Some fine-tuning is still required to make a full-scale operation feasible. Jerry Bromenshenk, the UM professor at Montana who came up with the idea of using bees as detectors has established a company (Bee Alert Technologies) and is looking for $1.5 million investment capital. With funding, he claims, it could all be up-and-running in 18 months.

Hampshire Bee Talk Propolised

The June issue of Hampshire Bee Talk (UK) has a page of stories from Propolis. So, welcome to Hampshire beekeepers.

Any other newsletter editors who would like to reproduce stories from Propolis are welcome to do so — just please acknowledge the original source/s and give the URL of this site. And I'd really like to hear from anyone who is taking up the syndication ;-)

Wednesday, June 02, 2004

Pure magic

There's a heartening story about a Ugandan beekeeper in allAfrica.com. Now 68, Edward Tinkamanyire learnt the craft from Benon Kakwavu, a Rwandan refugee, 20 years ago. Today Tinkamayire tends 200 hives — with an air of magic:

"Residents believed the 40 years Kakwavu had spent in the beekeeping industry had something to do with magic from Rwanda," Tinkamayire says. The two having spent sometime together, Tinkamayire says, he proved that the secret was not magic at all but only love for the bees and determination to do the work.
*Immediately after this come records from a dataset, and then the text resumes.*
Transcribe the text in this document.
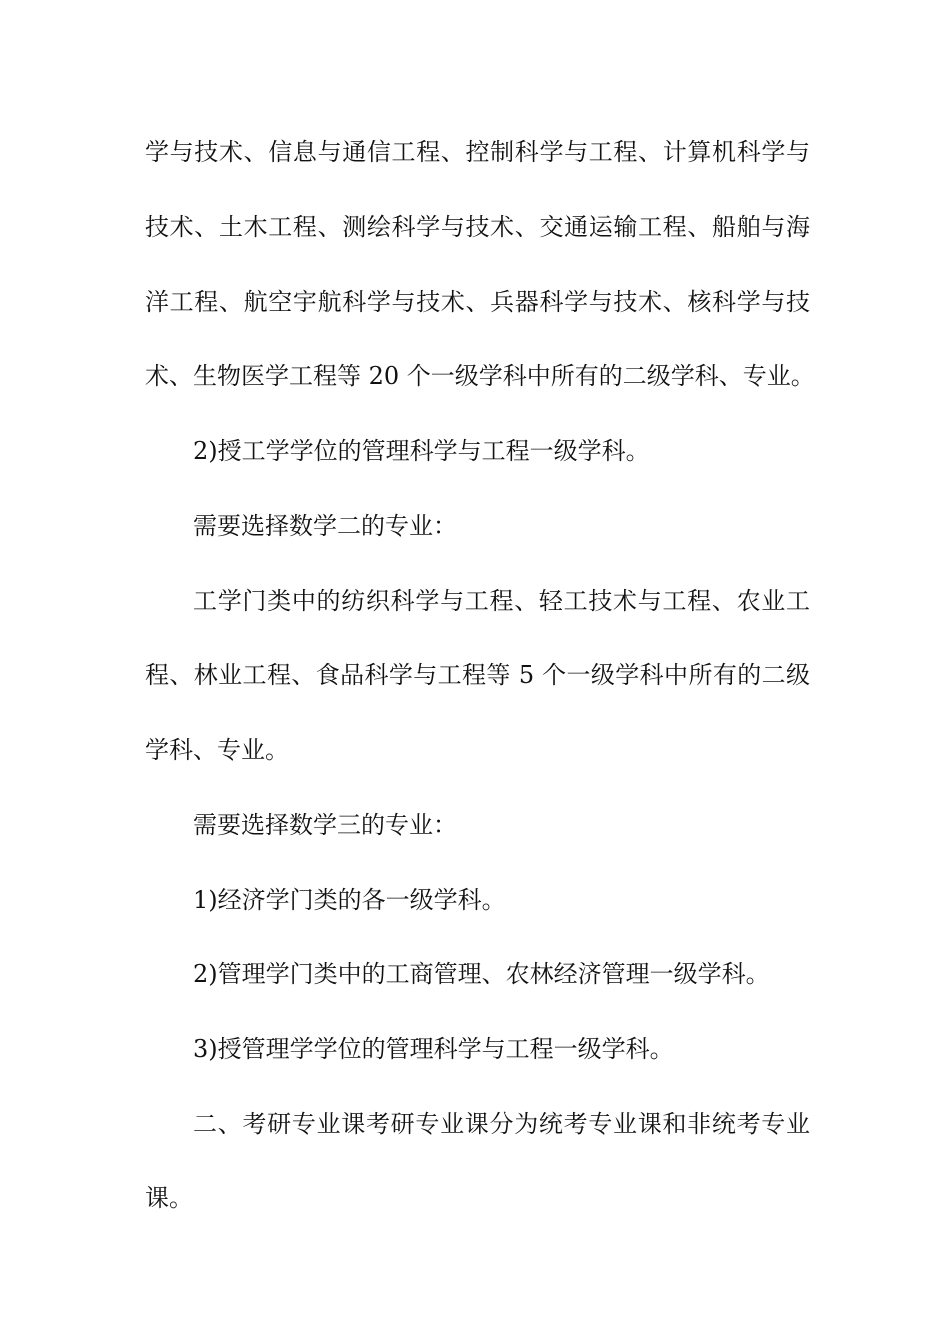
学与技术、信息与通信工程、控制科学与工程、计算机科学与
技术、土木工程、测绘科学与技术、交通运输工程、船舶与海
洋工程、航空宇航科学与技术、兵器科学与技术、核科学与技
术、生物医学工程等 20 个一级学科中所有的二级学科、专业。
2)授工学学位的管理科学与工程一级学科。
需要选择数学二的专业：
工学门类中的纺织科学与工程、轻工技术与工程、农业工
程、林业工程、食品科学与工程等 5 个一级学科中所有的二级
学科、专业。
需要选择数学三的专业：
1)经济学门类的各一级学科。
2)管理学门类中的工商管理、农林经济管理一级学科。
3)授管理学学位的管理科学与工程一级学科。
二、考研专业课考研专业课分为统考专业课和非统考专业
课。
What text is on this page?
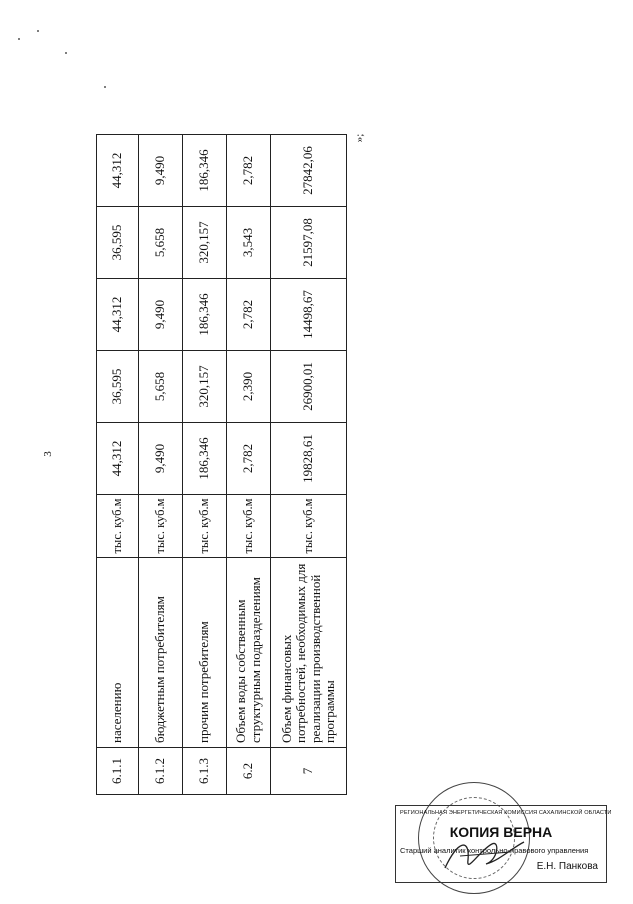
3
6.1.1	населению	тыс. куб.м	44,312	36,595	44,312	36,595	44,312
6.1.2	бюджетным потребителям	тыс. куб.м	9,490	5,658	9,490	5,658	9,490
6.1.3	прочим потребителям	тыс. куб.м	186,346	320,157	186,346	320,157	186,346
6.2	Объем воды собственным структурным подразделениям	тыс. куб.м	2,782	2,390	2,782	3,543	2,782
7	Объем финансовых потребностей, необходимых для реализации производственной программы	тыс. куб.м	19828,61	26900,01	14498,67	21597,08	27842,06
»;
РЕГИОНАЛЬНАЯ ЭНЕРГЕТИЧЕСКАЯ КОМИССИЯ САХАЛИНСКОЙ ОБЛАСТИ
КОПИЯ ВЕРНА
Старший аналитик контрольно-правового управления
Е.Н. Панкова
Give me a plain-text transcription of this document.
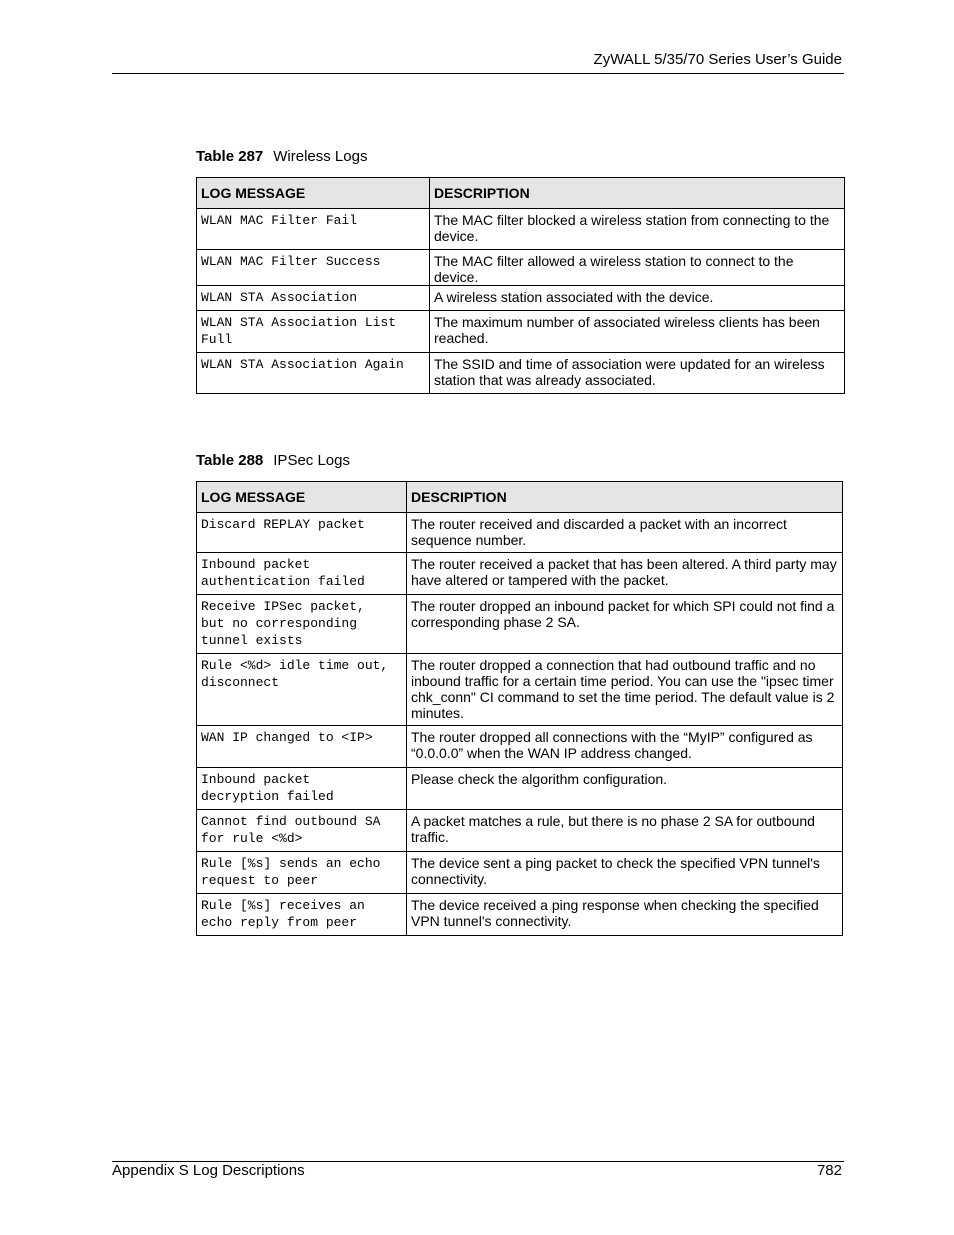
ZyWALL 5/35/70 Series User’s Guide
Table 287 Wireless Logs
LOG MESSAGE	DESCRIPTION
WLAN MAC Filter Fail	The MAC filter blocked a wireless station from connecting to the device.
WLAN MAC Filter Success	The MAC filter allowed a wireless station to connect to the device.
WLAN STA Association	A wireless station associated with the device.
WLAN STA Association List
Full	The maximum number of associated wireless clients has been reached.
WLAN STA Association Again	The SSID and time of association were updated for an wireless station that was already associated.
Table 288 IPSec Logs
LOG MESSAGE	DESCRIPTION
Discard REPLAY packet	The router received and discarded a packet with an incorrect sequence number.
Inbound packet
authentication failed	The router received a packet that has been altered. A third party may have altered or tampered with the packet.
Receive IPSec packet,
but no corresponding
tunnel exists	The router dropped an inbound packet for which SPI could not find a corresponding phase 2 SA.
Rule <%d> idle time out,
disconnect	The router dropped a connection that had outbound traffic and no inbound traffic for a certain time period. You can use the "ipsec timer chk_conn" CI command to set the time period. The default value is 2 minutes.
WAN IP changed to <IP>	The router dropped all connections with the “MyIP” configured as “0.0.0.0” when the WAN IP address changed.
Inbound packet
decryption failed	Please check the algorithm configuration.
Cannot find outbound SA
for rule <%d>	A packet matches a rule, but there is no phase 2 SA for outbound traffic.
Rule [%s] sends an echo
request to peer	The device sent a ping packet to check the specified VPN tunnel's connectivity.
Rule [%s] receives an
echo reply from peer	The device received a ping response when checking the specified VPN tunnel's connectivity.
Appendix S Log Descriptions	782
"I started with a few beehives but now my project runs to about 200 locally made beehives from where I raise an annual income of not less than sh2 million," he says.
He recalls that once he harvested 27 jerricans of honey in a year.

Beekeeping has been fostered through a Government project and, from his beekeeping, Tinkamayire has been able to build a house and pay the school fees of his children.